Seagrass meadows are carbon (C) sinks and nitrogen (N)-limited systems that experience nitrogen loading and rapid degradation due to anthropogenic and climate stressors. Understanding how C and N storage in seagrass changes over time post-disturbance can contribute to restoration success in Blue Carbon ecosystems (seagrass meadows, salt marshes, and mangrove forests). Our study seeks to quantify C and N pools stored in seagrass soils of the hypersaline Lower Laguna Madre (LLM), TX and to determine how recreational boat scarring impacts these pools. To determine C and N pool changes due to boat scarring, we quantified pools at the soil surface (top 20 cm) and to a 1-m depth across a chronosequence of different aged boat scars (1-4 yr., 4-6 yr., 6-9 yr., 10+ yr.) in Thalassia testudinum-dominated beds and compared those pools to adjacent unscarred beds.
Results/Conclusions
Unscarred seagrass meadows of the LLM stored on average ~ 93 Mg C/ha and 6 Mg N/ha in the top 1 m of soils, with ~25% of these pools stored in the top 20 cm. Propeller scarring initially redistributed the organic-rich pools within the top 20 cm of the soil horizon, exposing higher bulk density mineral soils with lower %C and %N contents.
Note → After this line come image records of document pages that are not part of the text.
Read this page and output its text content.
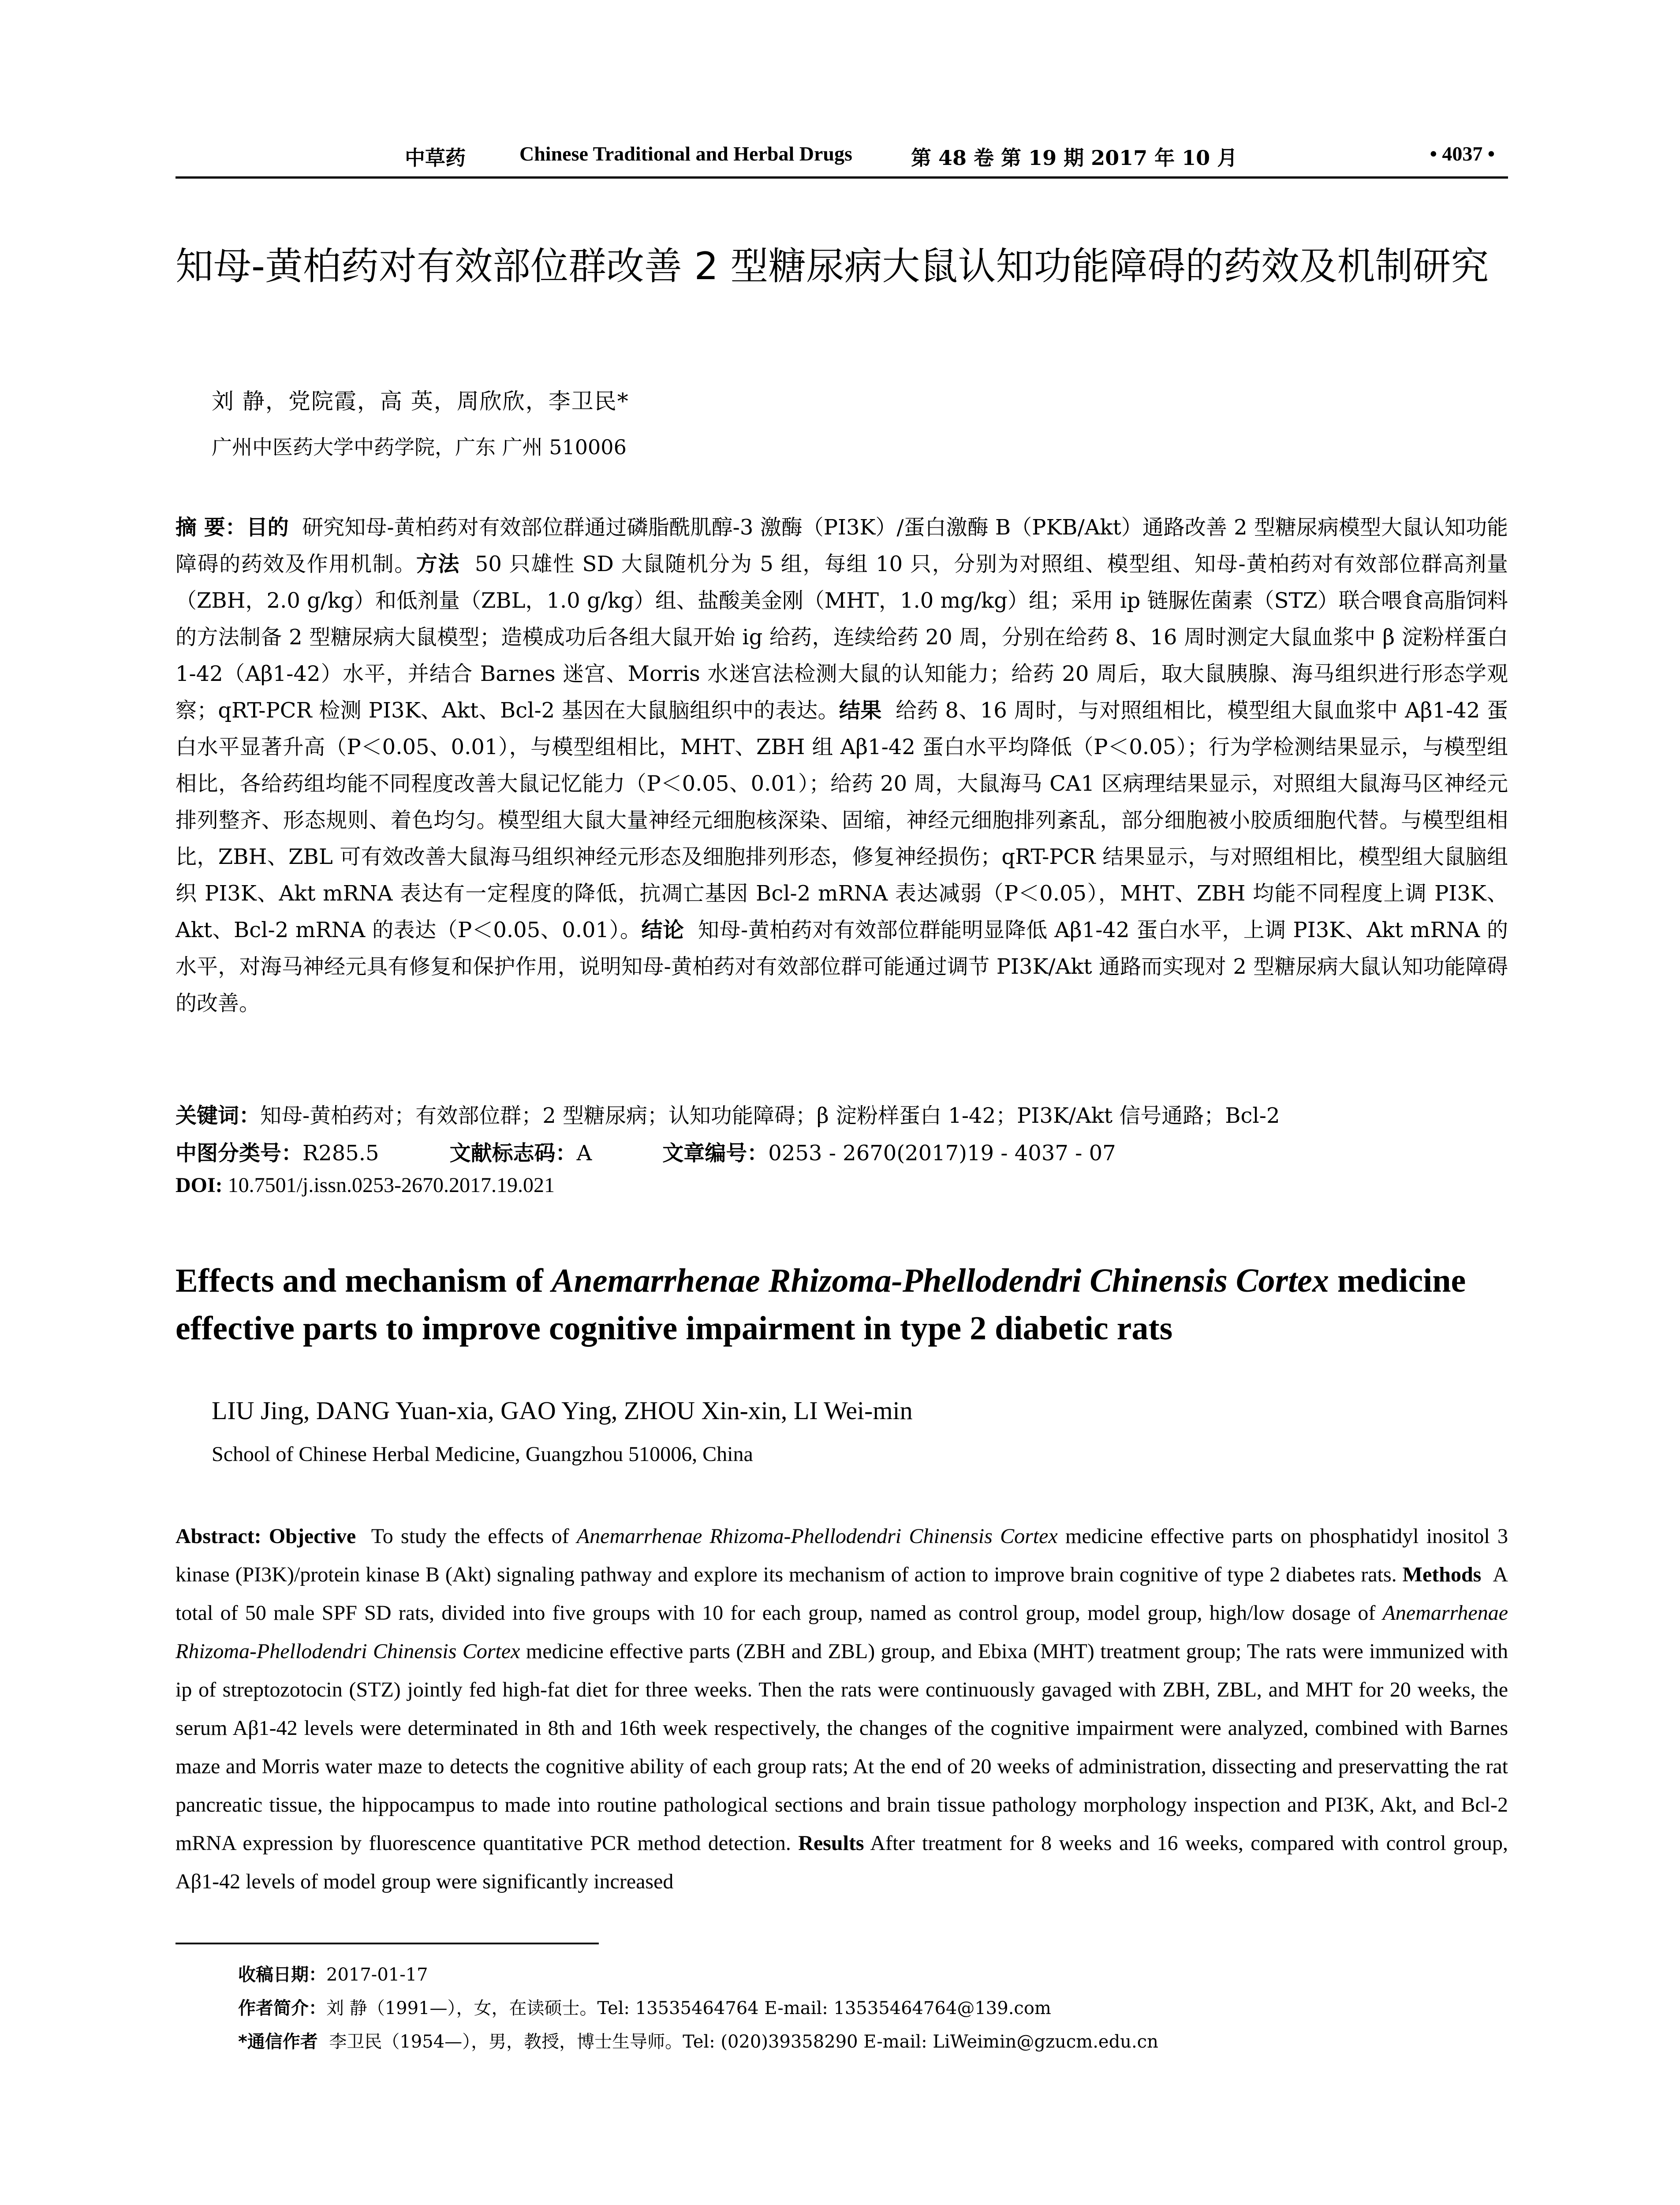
中草药	Chinese Traditional and Herbal Drugs	第 48 卷 第 19 期 2017 年 10 月	• 4037 •
知母-黄柏药对有效部位群改善 2 型糖尿病大鼠认知功能障碍的药效及机制研究
刘 静，党院霞，高 英，周欣欣，李卫民*
广州中医药大学中药学院，广东 广州 510006
摘 要：目的 研究知母-黄柏药对有效部位群通过磷脂酰肌醇-3 激酶（PI3K）/蛋白激酶 B（PKB/Akt）通路改善 2 型糖尿病模型大鼠认知功能障碍的药效及作用机制。方法 50 只雄性 SD 大鼠随机分为 5 组，每组 10 只，分别为对照组、模型组、知母-黄柏药对有效部位群高剂量（ZBH，2.0 g/kg）和低剂量（ZBL，1.0 g/kg）组、盐酸美金刚（MHT，1.0 mg/kg）组；采用 ip 链脲佐菌素（STZ）联合喂食高脂饲料的方法制备 2 型糖尿病大鼠模型；造模成功后各组大鼠开始 ig 给药，连续给药 20 周，分别在给药 8、16 周时测定大鼠血浆中 β 淀粉样蛋白 1-42（Aβ1-42）水平，并结合 Barnes 迷宫、Morris 水迷宫法检测大鼠的认知能力；给药 20 周后，取大鼠胰腺、海马组织进行形态学观察；qRT-PCR 检测 PI3K、Akt、Bcl-2 基因在大鼠脑组织中的表达。结果 给药 8、16 周时，与对照组相比，模型组大鼠血浆中 Aβ1-42 蛋白水平显著升高（P＜0.05、0.01），与模型组相比，MHT、ZBH 组 Aβ1-42 蛋白水平均降低（P＜0.05）；行为学检测结果显示，与模型组相比，各给药组均能不同程度改善大鼠记忆能力（P＜0.05、0.01）；给药 20 周，大鼠海马 CA1 区病理结果显示，对照组大鼠海马区神经元排列整齐、形态规则、着色均匀。模型组大鼠大量神经元细胞核深染、固缩，神经元细胞排列紊乱，部分细胞被小胶质细胞代替。与模型组相比，ZBH、ZBL 可有效改善大鼠海马组织神经元形态及细胞排列形态，修复神经损伤；qRT-PCR 结果显示，与对照组相比，模型组大鼠脑组织 PI3K、Akt mRNA 表达有一定程度的降低，抗凋亡基因 Bcl-2 mRNA 表达减弱（P＜0.05），MHT、ZBH 均能不同程度上调 PI3K、Akt、Bcl-2 mRNA 的表达（P＜0.05、0.01）。结论 知母-黄柏药对有效部位群能明显降低 Aβ1-42 蛋白水平，上调 PI3K、Akt mRNA 的水平，对海马神经元具有修复和保护作用，说明知母-黄柏药对有效部位群可能通过调节 PI3K/Akt 通路而实现对 2 型糖尿病大鼠认知功能障碍的改善。
关键词：知母-黄柏药对；有效部位群；2 型糖尿病；认知功能障碍；β 淀粉样蛋白 1-42；PI3K/Akt 信号通路；Bcl-2
中图分类号：R285.5	文献标志码：A	文章编号：0253 - 2670(2017)19 - 4037 - 07
DOI: 10.7501/j.issn.0253-2670.2017.19.021
Effects and mechanism of Anemarrhenae Rhizoma-Phellodendri Chinensis Cortex medicine effective parts to improve cognitive impairment in type 2 diabetic rats
LIU Jing, DANG Yuan-xia, GAO Ying, ZHOU Xin-xin, LI Wei-min
School of Chinese Herbal Medicine, Guangzhou 510006, China
Abstract: Objective To study the effects of Anemarrhenae Rhizoma-Phellodendri Chinensis Cortex medicine effective parts on phosphatidyl inositol 3 kinase (PI3K)/protein kinase B (Akt) signaling pathway and explore its mechanism of action to improve brain cognitive of type 2 diabetes rats. Methods A total of 50 male SPF SD rats, divided into five groups with 10 for each group, named as control group, model group, high/low dosage of Anemarrhenae Rhizoma-Phellodendri Chinensis Cortex medicine effective parts (ZBH and ZBL) group, and Ebixa (MHT) treatment group; The rats were immunized with ip of streptozotocin (STZ) jointly fed high-fat diet for three weeks. Then the rats were continuously gavaged with ZBH, ZBL, and MHT for 20 weeks, the serum Aβ1-42 levels were determinated in 8th and 16th week respectively, the changes of the cognitive impairment were analyzed, combined with Barnes maze and Morris water maze to detects the cognitive ability of each group rats; At the end of 20 weeks of administration, dissecting and preservatting the rat pancreatic tissue, the hippocampus to made into routine pathological sections and brain tissue pathology morphology inspection and PI3K, Akt, and Bcl-2 mRNA expression by fluorescence quantitative PCR method detection. Results After treatment for 8 weeks and 16 weeks, compared with control group, Aβ1-42 levels of model group were significantly increased
收稿日期：2017-01-17
作者简介：刘 静（1991—），女，在读硕士。Tel: 13535464764 E-mail: 13535464764@139.com
*通信作者 李卫民（1954—），男，教授，博士生导师。Tel: (020)39358290 E-mail: LiWeimin@gzucm.edu.cn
Thus, C and N pools in the top 1 m of soils beneath propeller scars < 10-year-old were similar to those in unscarred areas, but the mechanisms contributing to these pools was different. Most importantly, scars > 10-year-old had %C, %N, and bulk density characteristics that approached pre-disturbed (or unscarred) levels, producing C and N pools similar to unscarred areas. Thus, scarring leads to a change in soil properties that contribute to C and N pools, which take at least 10 years to return to undisturbed conditions. Ultimately, this data can elucidate the mechanisms driving C and N pools in vulnerable seagrass ecosystems and help us understand the rate at which seagrass meadows recover post-disturbance.